Note that an inevitable event is not allways guaranteed to occur, it is only inevitable in the absence of other events.
An example of an interface using both inevitable and optional.
interface inevitable_optional
{
in bool hello ();
in void bye ();
out void world ();
out void cruel ();
behavior
{
enum status {IDLE, WORLD, CRUEL};
status state = status.IDLE;
[state.IDLE]
{
on hello: {state = status.WORLD; reply (true);}
on hello: {state = status.CRUEL; reply (false);}
}
[state.WORLD] on inevitable: {state = status.IDLE; world;}
[state.CRUEL]
{
on optional: {state = status.WORLD; cruel;}
on bye: state = status.IDLE;
}
}
}
In the interface above a reply value of true on hello
informs the client sending the hello that the world can be
waited on. However in case the reply value of hello is
false and the client would sit there waiting for cruel to
happen, they may sit there forever because cruel might never
happen. This is what we refer to as a deadlock.

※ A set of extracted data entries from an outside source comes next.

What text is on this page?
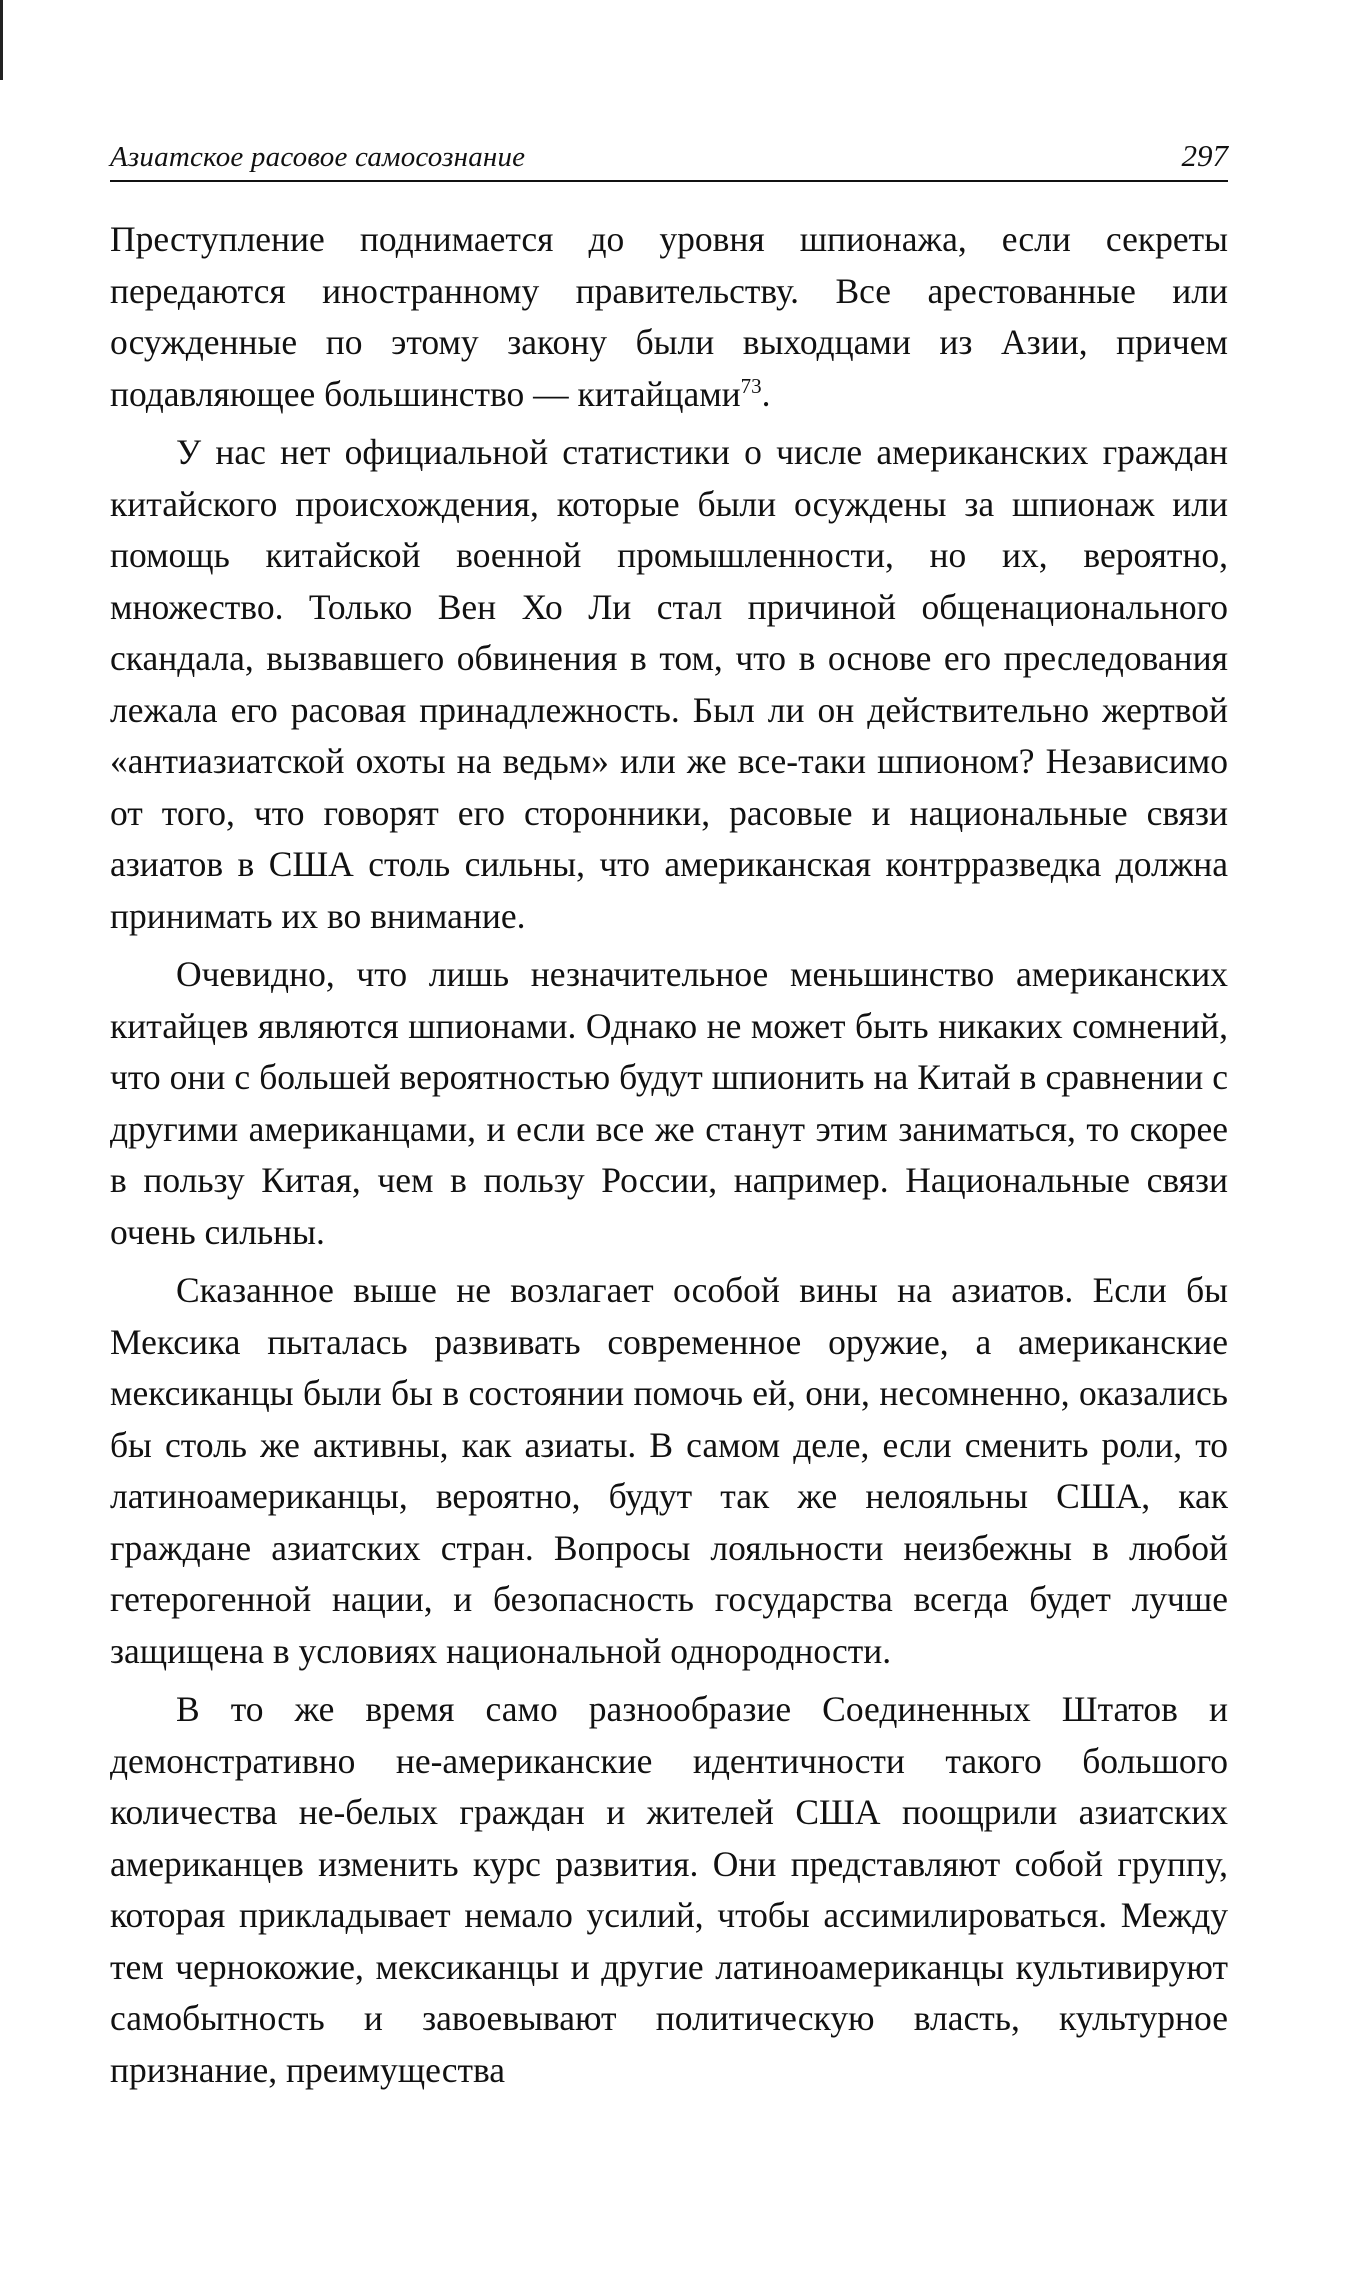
Азиатское расовое самосознание	297

Преступление поднимается до уровня шпионажа, если секреты передаются иностранному правительству. Все арестованные или осужденные по этому закону были выходцами из Азии, причем подавляющее большинство — китайцами$^{73}$.

У нас нет официальной статистики о числе американских граждан китайского происхождения, которые были осуждены за шпионаж или помощь китайской военной промышленности, но их, вероятно, множество. Только Вен Хо Ли стал причиной общенационального скандала, вызвавшего обвинения в том, что в основе его преследования лежала его расовая принадлежность. Был ли он действительно жертвой «антиазиатской охоты на ведьм» или же все-таки шпионом? Независимо от того, что говорят его сторонники, расовые и национальные связи азиатов в США столь сильны, что американская контрразведка должна принимать их во внимание.

Очевидно, что лишь незначительное меньшинство американских китайцев являются шпионами. Однако не может быть никаких сомнений, что они с большей вероятностью будут шпионить на Китай в сравнении с другими американцами, и если все же станут этим заниматься, то скорее в пользу Китая, чем в пользу России, например. Национальные связи очень сильны.

Сказанное выше не возлагает особой вины на азиатов. Если бы Мексика пыталась развивать современное оружие, а американские мексиканцы были бы в состоянии помочь ей, они, несомненно, оказались бы столь же активны, как азиаты. В самом деле, если сменить роли, то латиноамериканцы, вероятно, будут так же нелояльны США, как граждане азиатских стран. Вопросы лояльности неизбежны в любой гетерогенной нации, и безопасность государства всегда будет лучше защищена в условиях национальной однородности.

В то же время само разнообразие Соединенных Штатов и демонстративно не-американские идентичности такого большого количества не-белых граждан и жителей США поощрили азиатских американцев изменить курс развития. Они представляют собой группу, которая прикладывает немало усилий, чтобы ассимилироваться. Между тем чернокожие, мексиканцы и другие латиноамериканцы культивируют самобытность и завоевывают политическую власть, культурное признание, преимущества
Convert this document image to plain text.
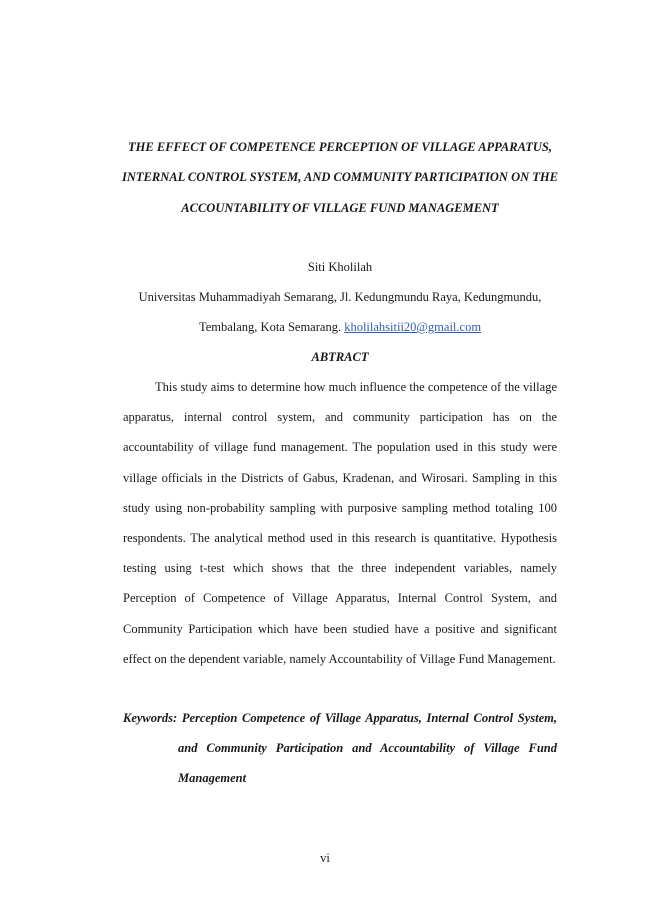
THE EFFECT OF COMPETENCE PERCEPTION OF VILLAGE APPARATUS, INTERNAL CONTROL SYSTEM, AND COMMUNITY PARTICIPATION ON THE ACCOUNTABILITY OF VILLAGE FUND MANAGEMENT

Siti Kholilah

Universitas Muhammadiyah Semarang, Jl. Kedungmundu Raya, Kedungmundu,

Tembalang, Kota Semarang. kholilahsitii20@gmail.com

ABTRACT

This study aims to determine how much influence the competence of the village apparatus, internal control system, and community participation has on the accountability of village fund management. The population used in this study were village officials in the Districts of Gabus, Kradenan, and Wirosari. Sampling in this study using non-probability sampling with purposive sampling method totaling 100 respondents. The analytical method used in this research is quantitative. Hypothesis testing using t-test which shows that the three independent variables, namely Perception of Competence of Village Apparatus, Internal Control System, and Community Participation which have been studied have a positive and significant effect on the dependent variable, namely Accountability of Village Fund Management.

Keywords: Perception Competence of Village Apparatus, Internal Control System, and Community Participation and Accountability of Village Fund Management

vi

To avoid this
deadlock as a client, they must make sure that they can handle a
cruel in case it does happen and that they have another way of
making progress in case cruel never happens.
Conversely, the implementation of this interface may choose to perform
the cruel always, never or intermittently after a hello followed
by a false, but it must (being contractually required) always do
a world after a hello followed by a true.